Solingen · Prozess um den Missbrauch eines Kindes: Angeklagter schweigt und so muss das Mädchen aussagen.

Der Vater ihrer Tochter wurde abgeschoben, mit dem Mann, mit dem die heute 35-Jährige dann zwischen 1998 und 2011 zusammen war, bekam sie ein weiteres Kind. Doch dieser Mann hatte im Laufe der Beziehung eine Ehefrau, wurde geschieden und heiratete wieder — allerdings nicht die 35-Jährige, zu der er jedoch regelmäßig Kontakt suchte.

Zum einen, um seinen Sohn zu sehen, zum anderen, weil er das sexuelle Verhältnis zu dessen Mutter über beide Ehen hinweg aufrechterhielt. Die kleine Tochter der 35-Jährigen soll er 2005 mehrfach sexuell missbraucht haben, das Kind war zu diesem Zeitpunkt erst sieben Jahre alt. Deswegen stand der 40-jährige Dreher gestern vor dem Jugendschöffengericht. Zu den schwerwiegenden Vorwürfen schweigt wer, auch nachdem sowohl das Gericht als auch sein Anwalt ihm erklärt haben, wie segensreich es sich auswirken kann, wenn einem möglichen Opfer eine Aussage vor Gericht erspart bleibe.

So musste die heute 14-Jährige gestern umfassend zu den fast acht Jahre zurückliegenden Vorfällen unter Ausschluss der Öffentlichkeit aussagen. Dass die Dinge erst so spät ans Licht kamen, erklärte gestern die Mutter des Mädchens in ihrer Zeugenaussage. Eines Tages hatte sie über einen Chat ihrer Tochter mit einem Freund erfahren, dass sich das Mädchen durch Ritzen der Haut selbst verletzte. Unter Tränen erzählte das Kind der Mutter, dass der langjährige Lebensgefährte sie im Sommer 2005 bei mehreren Gelegenheiten angefasst habe. Die Mutter verständigte die Polizei, das Verfahren kam ins Rollen.

Das Leben mit dem Angeklagten schilderte die 35-jährige Hausfrau gestern als ständiges Auf und Ab, mal habe er sie und die Kinder geschlagen, dann wieder mit Geldzuwendungen unterstützt. Und immer wieder habe es sexuelle Kontakte zwischen ihr und dem Mann gegeben.
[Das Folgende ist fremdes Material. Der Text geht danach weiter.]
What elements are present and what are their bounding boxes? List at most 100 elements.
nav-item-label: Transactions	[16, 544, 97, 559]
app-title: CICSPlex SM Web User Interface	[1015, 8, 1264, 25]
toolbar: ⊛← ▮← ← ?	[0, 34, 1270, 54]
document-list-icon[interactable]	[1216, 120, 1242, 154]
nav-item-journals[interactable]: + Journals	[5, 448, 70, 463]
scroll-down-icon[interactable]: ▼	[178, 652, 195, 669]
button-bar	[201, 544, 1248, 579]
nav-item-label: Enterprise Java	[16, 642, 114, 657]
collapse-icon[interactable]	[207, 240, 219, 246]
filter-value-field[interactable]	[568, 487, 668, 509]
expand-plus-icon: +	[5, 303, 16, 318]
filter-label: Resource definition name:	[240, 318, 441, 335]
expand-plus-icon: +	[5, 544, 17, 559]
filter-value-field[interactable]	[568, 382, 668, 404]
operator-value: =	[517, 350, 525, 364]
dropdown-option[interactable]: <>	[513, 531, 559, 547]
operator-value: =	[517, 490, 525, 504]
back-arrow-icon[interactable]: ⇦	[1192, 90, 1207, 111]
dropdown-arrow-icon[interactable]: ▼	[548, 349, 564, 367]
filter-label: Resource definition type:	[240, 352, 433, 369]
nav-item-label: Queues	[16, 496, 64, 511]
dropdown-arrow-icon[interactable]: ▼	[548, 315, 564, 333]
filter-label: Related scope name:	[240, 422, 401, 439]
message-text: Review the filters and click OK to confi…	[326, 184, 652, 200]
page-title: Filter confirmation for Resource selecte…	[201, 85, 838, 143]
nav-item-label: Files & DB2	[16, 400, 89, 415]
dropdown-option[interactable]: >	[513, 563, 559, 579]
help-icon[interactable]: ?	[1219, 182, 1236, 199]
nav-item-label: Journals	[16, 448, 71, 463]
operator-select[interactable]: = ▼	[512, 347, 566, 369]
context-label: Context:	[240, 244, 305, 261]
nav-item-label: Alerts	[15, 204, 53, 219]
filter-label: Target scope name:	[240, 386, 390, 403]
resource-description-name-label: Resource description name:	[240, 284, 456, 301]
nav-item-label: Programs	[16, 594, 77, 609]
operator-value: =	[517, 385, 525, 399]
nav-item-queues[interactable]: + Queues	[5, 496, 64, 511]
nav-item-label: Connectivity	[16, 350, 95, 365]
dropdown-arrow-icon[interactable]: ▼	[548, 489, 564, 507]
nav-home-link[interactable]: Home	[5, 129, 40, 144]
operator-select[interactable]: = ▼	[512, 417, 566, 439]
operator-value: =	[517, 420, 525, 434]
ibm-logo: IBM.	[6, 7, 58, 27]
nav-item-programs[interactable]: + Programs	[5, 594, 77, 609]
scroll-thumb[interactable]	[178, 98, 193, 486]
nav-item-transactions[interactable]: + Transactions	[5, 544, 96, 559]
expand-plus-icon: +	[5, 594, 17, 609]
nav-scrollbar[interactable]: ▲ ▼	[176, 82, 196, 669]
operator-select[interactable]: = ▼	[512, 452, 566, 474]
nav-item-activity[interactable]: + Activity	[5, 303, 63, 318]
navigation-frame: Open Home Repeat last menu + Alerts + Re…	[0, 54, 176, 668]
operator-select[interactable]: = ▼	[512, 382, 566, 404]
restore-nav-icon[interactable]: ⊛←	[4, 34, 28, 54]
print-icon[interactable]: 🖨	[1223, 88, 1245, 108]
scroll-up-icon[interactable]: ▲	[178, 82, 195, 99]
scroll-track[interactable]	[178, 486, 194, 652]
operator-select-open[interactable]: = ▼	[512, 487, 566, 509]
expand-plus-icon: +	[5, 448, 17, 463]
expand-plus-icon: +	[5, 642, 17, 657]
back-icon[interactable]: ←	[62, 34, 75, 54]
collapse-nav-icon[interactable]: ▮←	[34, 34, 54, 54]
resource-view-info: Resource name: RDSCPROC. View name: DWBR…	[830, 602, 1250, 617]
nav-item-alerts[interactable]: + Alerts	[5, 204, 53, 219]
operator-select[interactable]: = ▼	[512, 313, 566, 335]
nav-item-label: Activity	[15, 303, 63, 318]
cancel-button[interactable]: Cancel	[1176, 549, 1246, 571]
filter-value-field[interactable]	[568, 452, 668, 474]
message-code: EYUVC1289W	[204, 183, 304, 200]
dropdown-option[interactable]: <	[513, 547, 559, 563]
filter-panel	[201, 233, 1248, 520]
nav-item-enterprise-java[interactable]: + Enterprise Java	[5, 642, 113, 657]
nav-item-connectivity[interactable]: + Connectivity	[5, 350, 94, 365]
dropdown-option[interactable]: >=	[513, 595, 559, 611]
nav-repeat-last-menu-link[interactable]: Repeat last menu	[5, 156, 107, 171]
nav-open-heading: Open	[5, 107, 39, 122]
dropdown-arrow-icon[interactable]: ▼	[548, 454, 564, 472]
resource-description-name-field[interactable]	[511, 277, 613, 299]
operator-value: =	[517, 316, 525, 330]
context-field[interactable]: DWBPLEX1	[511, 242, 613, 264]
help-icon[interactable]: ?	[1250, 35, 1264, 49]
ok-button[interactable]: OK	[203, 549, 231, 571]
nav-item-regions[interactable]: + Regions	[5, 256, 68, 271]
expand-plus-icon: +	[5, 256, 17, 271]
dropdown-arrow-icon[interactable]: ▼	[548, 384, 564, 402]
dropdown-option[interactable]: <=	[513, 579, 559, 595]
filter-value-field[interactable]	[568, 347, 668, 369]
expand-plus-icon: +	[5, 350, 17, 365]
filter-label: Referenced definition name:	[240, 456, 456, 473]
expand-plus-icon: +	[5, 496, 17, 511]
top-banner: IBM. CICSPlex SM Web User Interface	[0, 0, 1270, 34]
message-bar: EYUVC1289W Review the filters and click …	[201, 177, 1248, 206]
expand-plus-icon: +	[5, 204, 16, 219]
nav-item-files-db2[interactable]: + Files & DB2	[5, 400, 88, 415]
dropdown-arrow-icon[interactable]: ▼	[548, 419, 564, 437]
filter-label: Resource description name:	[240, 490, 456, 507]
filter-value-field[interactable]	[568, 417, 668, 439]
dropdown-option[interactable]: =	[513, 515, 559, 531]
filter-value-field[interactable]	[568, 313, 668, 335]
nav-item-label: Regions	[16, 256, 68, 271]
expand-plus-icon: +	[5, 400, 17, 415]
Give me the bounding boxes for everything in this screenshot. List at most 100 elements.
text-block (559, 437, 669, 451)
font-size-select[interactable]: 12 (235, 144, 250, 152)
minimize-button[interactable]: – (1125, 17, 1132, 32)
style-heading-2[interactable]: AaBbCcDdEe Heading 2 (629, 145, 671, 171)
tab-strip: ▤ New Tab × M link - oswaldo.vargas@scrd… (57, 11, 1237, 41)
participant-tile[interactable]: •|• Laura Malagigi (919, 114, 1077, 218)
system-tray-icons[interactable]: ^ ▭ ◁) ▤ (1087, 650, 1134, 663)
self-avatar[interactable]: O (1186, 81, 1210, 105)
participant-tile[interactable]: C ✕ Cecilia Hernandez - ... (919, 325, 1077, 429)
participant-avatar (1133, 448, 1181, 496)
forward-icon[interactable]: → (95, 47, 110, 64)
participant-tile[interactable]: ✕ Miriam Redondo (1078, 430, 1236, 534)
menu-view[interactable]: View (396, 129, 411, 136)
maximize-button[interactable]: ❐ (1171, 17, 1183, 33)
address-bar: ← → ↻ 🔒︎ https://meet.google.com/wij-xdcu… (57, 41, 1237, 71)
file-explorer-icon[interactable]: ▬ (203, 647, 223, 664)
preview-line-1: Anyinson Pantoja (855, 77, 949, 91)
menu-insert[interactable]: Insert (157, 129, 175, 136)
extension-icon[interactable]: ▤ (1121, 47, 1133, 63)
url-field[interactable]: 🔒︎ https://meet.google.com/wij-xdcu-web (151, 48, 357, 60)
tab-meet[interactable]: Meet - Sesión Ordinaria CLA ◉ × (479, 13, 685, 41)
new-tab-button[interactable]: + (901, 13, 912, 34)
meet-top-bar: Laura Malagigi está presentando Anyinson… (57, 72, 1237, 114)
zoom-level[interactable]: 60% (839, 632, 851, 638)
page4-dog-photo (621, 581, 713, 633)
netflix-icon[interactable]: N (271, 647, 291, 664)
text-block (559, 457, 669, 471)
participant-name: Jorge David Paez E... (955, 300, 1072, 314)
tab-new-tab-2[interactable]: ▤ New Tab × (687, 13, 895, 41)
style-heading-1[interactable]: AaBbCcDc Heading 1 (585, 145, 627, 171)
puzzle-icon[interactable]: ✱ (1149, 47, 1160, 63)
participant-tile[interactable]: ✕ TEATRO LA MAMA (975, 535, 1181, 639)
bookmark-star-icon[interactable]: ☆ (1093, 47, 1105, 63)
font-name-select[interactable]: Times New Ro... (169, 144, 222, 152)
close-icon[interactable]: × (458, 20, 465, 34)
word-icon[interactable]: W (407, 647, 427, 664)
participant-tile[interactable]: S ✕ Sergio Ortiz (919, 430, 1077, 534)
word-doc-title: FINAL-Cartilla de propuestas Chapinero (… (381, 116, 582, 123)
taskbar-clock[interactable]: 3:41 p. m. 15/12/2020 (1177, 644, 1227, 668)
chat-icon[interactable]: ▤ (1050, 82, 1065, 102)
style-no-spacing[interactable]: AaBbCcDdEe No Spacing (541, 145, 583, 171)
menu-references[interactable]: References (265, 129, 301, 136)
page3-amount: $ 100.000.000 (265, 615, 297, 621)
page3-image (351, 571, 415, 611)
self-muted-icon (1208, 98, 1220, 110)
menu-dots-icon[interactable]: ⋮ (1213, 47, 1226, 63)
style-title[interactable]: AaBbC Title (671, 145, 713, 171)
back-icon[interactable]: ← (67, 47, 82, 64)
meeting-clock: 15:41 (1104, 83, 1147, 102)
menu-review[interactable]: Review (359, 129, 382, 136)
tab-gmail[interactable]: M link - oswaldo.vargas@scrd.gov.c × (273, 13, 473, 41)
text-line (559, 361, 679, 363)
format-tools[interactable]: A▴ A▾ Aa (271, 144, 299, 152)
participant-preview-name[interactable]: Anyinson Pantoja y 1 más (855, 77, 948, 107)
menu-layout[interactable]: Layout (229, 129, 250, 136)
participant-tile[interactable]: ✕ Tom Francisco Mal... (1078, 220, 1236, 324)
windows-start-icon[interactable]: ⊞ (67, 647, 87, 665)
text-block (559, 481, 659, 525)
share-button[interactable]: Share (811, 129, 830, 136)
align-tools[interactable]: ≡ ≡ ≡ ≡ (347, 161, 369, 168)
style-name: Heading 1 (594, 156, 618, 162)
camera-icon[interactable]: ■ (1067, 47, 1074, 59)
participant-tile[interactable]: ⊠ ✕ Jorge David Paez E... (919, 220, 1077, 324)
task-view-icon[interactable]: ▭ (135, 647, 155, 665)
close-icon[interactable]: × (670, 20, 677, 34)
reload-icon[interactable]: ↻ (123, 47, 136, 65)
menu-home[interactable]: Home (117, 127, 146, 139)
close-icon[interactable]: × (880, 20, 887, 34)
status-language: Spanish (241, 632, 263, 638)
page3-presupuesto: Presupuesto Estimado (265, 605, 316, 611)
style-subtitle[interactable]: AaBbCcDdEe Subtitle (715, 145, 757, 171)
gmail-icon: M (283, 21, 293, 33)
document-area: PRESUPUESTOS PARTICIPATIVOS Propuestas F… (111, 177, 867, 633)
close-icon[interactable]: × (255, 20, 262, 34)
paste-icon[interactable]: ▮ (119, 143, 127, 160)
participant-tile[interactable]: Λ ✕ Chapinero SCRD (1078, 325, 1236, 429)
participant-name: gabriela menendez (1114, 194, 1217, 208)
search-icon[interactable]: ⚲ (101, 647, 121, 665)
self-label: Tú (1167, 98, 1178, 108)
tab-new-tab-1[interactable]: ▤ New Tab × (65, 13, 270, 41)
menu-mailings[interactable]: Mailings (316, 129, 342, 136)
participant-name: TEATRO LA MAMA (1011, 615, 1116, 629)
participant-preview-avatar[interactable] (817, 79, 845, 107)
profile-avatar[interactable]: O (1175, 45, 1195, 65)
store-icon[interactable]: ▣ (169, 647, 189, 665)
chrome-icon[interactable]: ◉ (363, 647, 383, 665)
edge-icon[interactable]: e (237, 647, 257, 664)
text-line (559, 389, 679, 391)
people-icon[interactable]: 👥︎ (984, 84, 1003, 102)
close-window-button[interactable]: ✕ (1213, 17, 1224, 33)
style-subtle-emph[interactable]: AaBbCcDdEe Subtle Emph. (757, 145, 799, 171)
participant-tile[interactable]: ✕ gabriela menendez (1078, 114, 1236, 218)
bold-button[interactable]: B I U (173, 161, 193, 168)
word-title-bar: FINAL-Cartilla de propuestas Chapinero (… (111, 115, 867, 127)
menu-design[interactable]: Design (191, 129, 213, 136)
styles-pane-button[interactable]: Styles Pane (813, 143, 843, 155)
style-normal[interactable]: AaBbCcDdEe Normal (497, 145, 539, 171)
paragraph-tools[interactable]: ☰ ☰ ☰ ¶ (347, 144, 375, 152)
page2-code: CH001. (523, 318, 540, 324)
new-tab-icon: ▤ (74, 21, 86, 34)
Im vergangenen Jahr habe sie es nicht mehr ausgehalten und sei zu der neuen Ehefrau ihres Freundes nach Wuppertal gefahren, um sie über das Doppelleben ihres Mannes aufzuklären. Dabei habe sie auch den gemeinsamen Sohn mitgenommen. "Er sagte zu dem Jungen, ich kenne dich nicht, du bist nicht mein Sohn", schilderte die Frau die unsägliche Begegnung.

Der Prozess wird fortgesetzt.

(RP/rl)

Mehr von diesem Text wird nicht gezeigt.